Cape Town is spoiling us today with just the most beautiful autumn day! After three weeks of spring in Europe, wearing two jackets every time I went outside and shedding them indoors, it's difficult to know what to wear here. I hear that it is around 18 degrees in Yorkshire today, which is double what I experienced, so I definitely missed out there and it would have been a treat to spend more time walking on the moors, but the wind chill was just too much for me and I felt permanently botoxed after the briefest stroll!
While the Dales were a riot of colour with daffodils brightening nearly every patch of green, our autumn fynbos is more sedate, ushering our winter season in with gentle shades of pink and the vines are burnished bronze and gold before dropping their leaves to prepare themselves for next year's harvest.
Easter is traditionally the time when the season really turns and we start to get the first real rains of winter, but apart from a few showers this weekend, nothing is forecast for a while and I hope this is not an indicator of a dry winter.

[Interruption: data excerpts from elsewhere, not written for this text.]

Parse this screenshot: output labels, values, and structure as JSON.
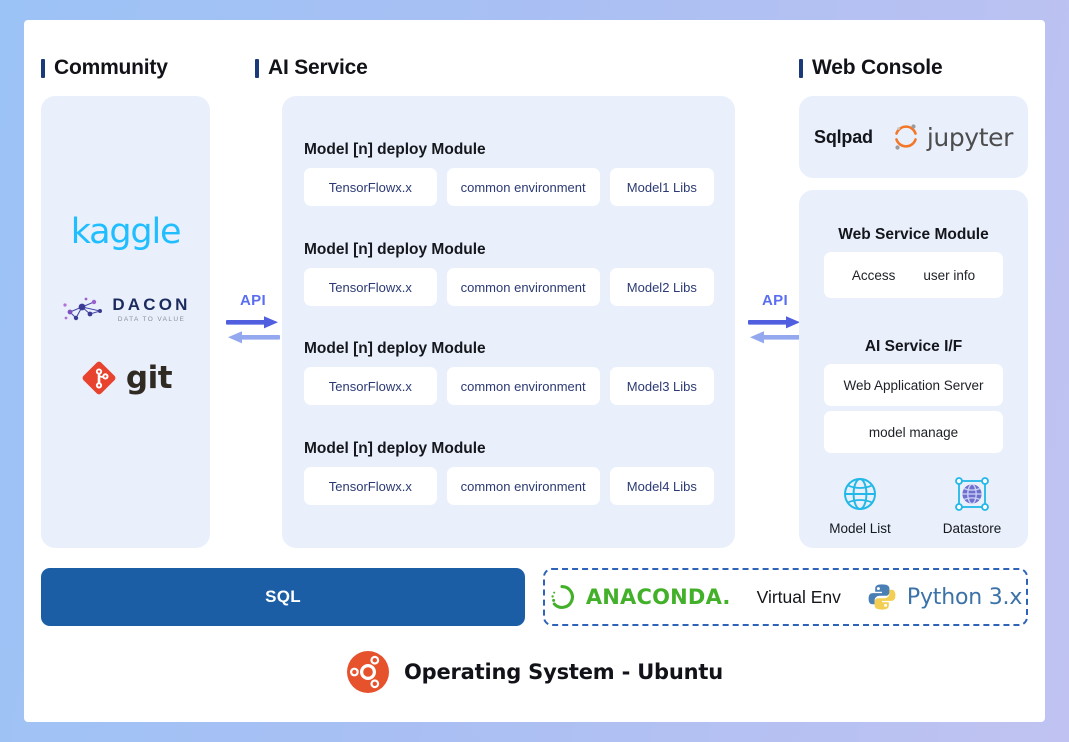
{
  "sections": {
    "community": {
      "title": "Community"
    },
    "ai_service": {
      "title": "AI Service"
    },
    "web_console": {
      "title": "Web Console"
    }
  },
  "community": {
    "logos": [
      {
        "name": "kaggle-logo",
        "label": "kaggle"
      },
      {
        "name": "dacon-logo",
        "label": "DACON",
        "tagline": "DATA TO VALUE"
      },
      {
        "name": "git-logo",
        "label": "git"
      }
    ]
  },
  "ai_service": {
    "modules": [
      {
        "title": "Model [n] deploy Module",
        "framework": "TensorFlowx.x",
        "environment": "common environment",
        "libs": "Model1 Libs"
      },
      {
        "title": "Model [n] deploy Module",
        "framework": "TensorFlowx.x",
        "environment": "common environment",
        "libs": "Model2 Libs"
      },
      {
        "title": "Model [n] deploy Module",
        "framework": "TensorFlowx.x",
        "environment": "common environment",
        "libs": "Model3 Libs"
      },
      {
        "title": "Model [n] deploy Module",
        "framework": "TensorFlowx.x",
        "environment": "common environment",
        "libs": "Model4 Libs"
      }
    ]
  },
  "connectors": {
    "left": {
      "label": "API"
    },
    "right": {
      "label": "API"
    }
  },
  "web_console": {
    "tools": {
      "sqlpad": "Sqlpad",
      "jupyter": "jupyter"
    },
    "web_service_module": {
      "title": "Web Service Module",
      "access": "Access",
      "user_info": "user info"
    },
    "ai_service_if": {
      "title": "AI Service I/F",
      "items": [
        "Web Application Server",
        "model manage"
      ]
    },
    "icons": [
      {
        "name": "globe-icon",
        "label": "Model List"
      },
      {
        "name": "datastore-globe-icon",
        "label": "Datastore"
      }
    ]
  },
  "bottom": {
    "sql": "SQL",
    "anaconda": "ANACONDA.",
    "virtual_env": "Virtual Env",
    "python": "Python 3.x",
    "os": "Operating System - Ubuntu"
  },
  "colors": {
    "accent_blue": "#1b5ea6",
    "api_arrow": "#4f5fe0",
    "api_arrow_light": "#93a8ef",
    "panel_bg": "#e9f0fc",
    "kaggle": "#20beff",
    "anaconda_green": "#43b02a",
    "python_blue": "#3b72a8",
    "ubuntu_orange": "#e6522c",
    "jupyter_orange": "#f37726",
    "globe_cyan": "#22b8e8",
    "datastore_purple": "#6f6fd0"
  }
}
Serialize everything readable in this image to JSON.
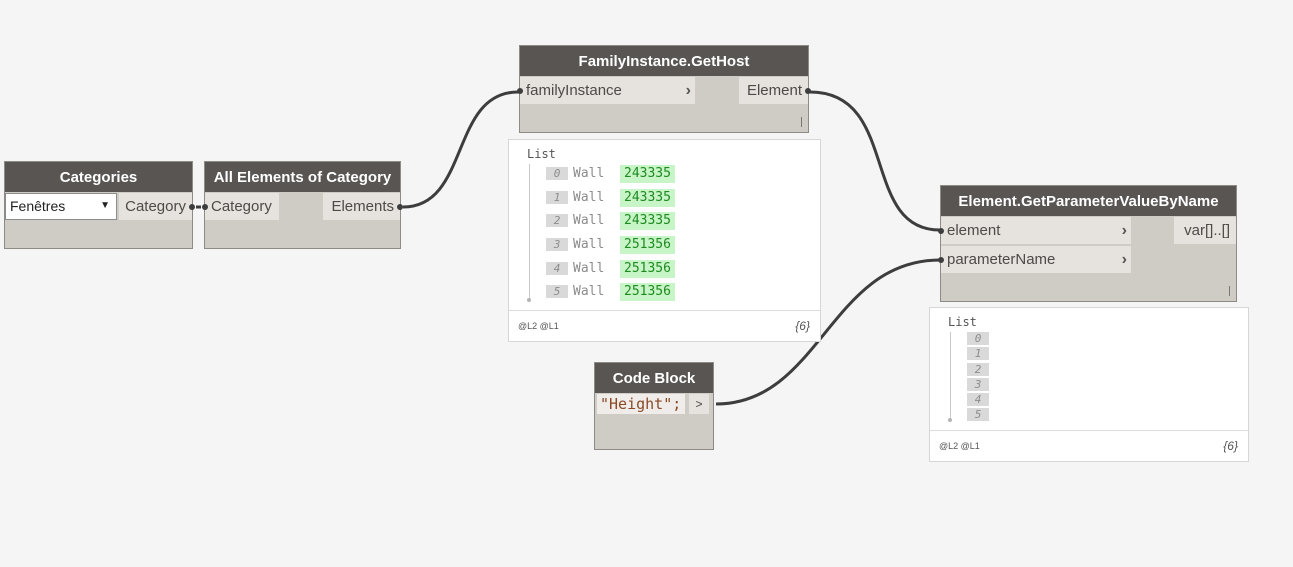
{
  "nodes": {
    "categories": {
      "title": "Categories",
      "dropdown_value": "Fenêtres",
      "output": "Category"
    },
    "all_elements": {
      "title": "All Elements of Category",
      "input": "Category",
      "output": "Elements"
    },
    "get_host": {
      "title": "FamilyInstance.GetHost",
      "input": "familyInstance",
      "output": "Element"
    },
    "get_param": {
      "title": "Element.GetParameterValueByName",
      "inputs": [
        "element",
        "parameterName"
      ],
      "output": "var[]..[]"
    },
    "code_block": {
      "title": "Code Block",
      "code": "\"Height\";",
      "output_symbol": ">"
    }
  },
  "preview_host": {
    "header": "List",
    "rows": [
      {
        "index": "0",
        "type": "Wall",
        "value": "243335"
      },
      {
        "index": "1",
        "type": "Wall",
        "value": "243335"
      },
      {
        "index": "2",
        "type": "Wall",
        "value": "243335"
      },
      {
        "index": "3",
        "type": "Wall",
        "value": "251356"
      },
      {
        "index": "4",
        "type": "Wall",
        "value": "251356"
      },
      {
        "index": "5",
        "type": "Wall",
        "value": "251356"
      }
    ],
    "levels": "@L2 @L1",
    "count": "{6}"
  },
  "preview_param": {
    "header": "List",
    "rows": [
      {
        "index": "0"
      },
      {
        "index": "1"
      },
      {
        "index": "2"
      },
      {
        "index": "3"
      },
      {
        "index": "4"
      },
      {
        "index": "5"
      }
    ],
    "levels": "@L2 @L1",
    "count": "{6}"
  },
  "colors": {
    "canvas": "#f5f5f5",
    "node_header": "#595553",
    "node_body": "#cfcbc5",
    "port": "#e6e2dd",
    "wire": "#3d3d3d",
    "value_bg": "#c7f5c7",
    "value_text": "#1f8a1f"
  }
}
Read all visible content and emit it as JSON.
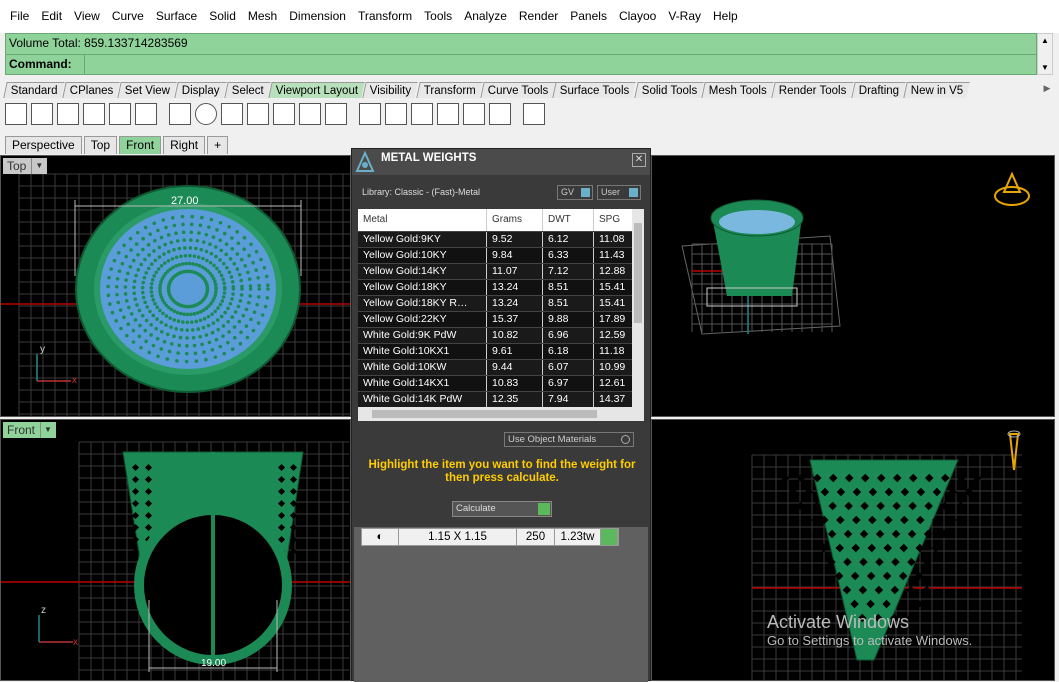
{
  "menu": [
    "File",
    "Edit",
    "View",
    "Curve",
    "Surface",
    "Solid",
    "Mesh",
    "Dimension",
    "Transform",
    "Tools",
    "Analyze",
    "Render",
    "Panels",
    "Clayoo",
    "V-Ray",
    "Help"
  ],
  "command": {
    "history": "Volume Total: 859.133714283569",
    "label": "Command:"
  },
  "toolbar_tabs": [
    "Standard",
    "CPlanes",
    "Set View",
    "Display",
    "Select",
    "Viewport Layout",
    "Visibility",
    "Transform",
    "Curve Tools",
    "Surface Tools",
    "Solid Tools",
    "Mesh Tools",
    "Render Tools",
    "Drafting",
    "New in V5"
  ],
  "active_toolbar_tab": 5,
  "viewport_tabs": [
    "Perspective",
    "Top",
    "Front",
    "Right",
    "+"
  ],
  "active_viewport_tab": 2,
  "viewports": {
    "top": {
      "label": "Top",
      "dim": "27.00",
      "axis_y": "y",
      "axis_x": "x"
    },
    "front": {
      "label": "Front",
      "dim": "19.00",
      "axis_z": "z",
      "axis_x": "x"
    }
  },
  "metal_weights": {
    "title": "METAL WEIGHTS",
    "library": "Library: Classic - (Fast)-Metal",
    "gv_label": "GV",
    "user_label": "User",
    "columns": [
      "Metal",
      "Grams",
      "DWT",
      "SPG"
    ],
    "rows": [
      [
        "Yellow Gold:9KY",
        "9.52",
        "6.12",
        "11.08"
      ],
      [
        "Yellow Gold:10KY",
        "9.84",
        "6.33",
        "11.43"
      ],
      [
        "Yellow Gold:14KY",
        "11.07",
        "7.12",
        "12.88"
      ],
      [
        "Yellow Gold:18KY",
        "13.24",
        "8.51",
        "15.41"
      ],
      [
        "Yellow Gold:18KY R…",
        "13.24",
        "8.51",
        "15.41"
      ],
      [
        "Yellow Gold:22KY",
        "15.37",
        "9.88",
        "17.89"
      ],
      [
        "White Gold:9K PdW",
        "10.82",
        "6.96",
        "12.59"
      ],
      [
        "White Gold:10KX1",
        "9.61",
        "6.18",
        "11.18"
      ],
      [
        "White Gold:10KW",
        "9.44",
        "6.07",
        "10.99"
      ],
      [
        "White Gold:14KX1",
        "10.83",
        "6.97",
        "12.61"
      ],
      [
        "White Gold:14K PdW",
        "12.35",
        "7.94",
        "14.37"
      ]
    ],
    "use_object_materials": "Use Object Materials",
    "hint": "Highlight the item you want to find the weight for then press calculate.",
    "calculate": "Calculate"
  },
  "stone_row": {
    "size": "1.15 X 1.15",
    "count": "250",
    "tw": "1.23tw"
  },
  "watermark": {
    "line1": "Activate Windows",
    "line2": "Go to Settings to activate Windows."
  }
}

Although the water table rose slightly a few weeks ago, there has been little improvement and the JoJo tank didn't fill while I was away, being currently around 2/3 of capacity. The dratted mole threw out a few heaps of sand in my newly renovated garden, but our Malawian gardener worked his magic and all is pristine once again.
Tomorrow we are able to crayfish for the last few days (poaching of course continues unabated and unpoliced), and hopefully I will be able to share a photo of the feast. Failing which it will have to be roast lamb as is traditional - a bit sad to have seen all the lambs gambolling in the green fields of Yorkshire, unaware of their fate, but such is life.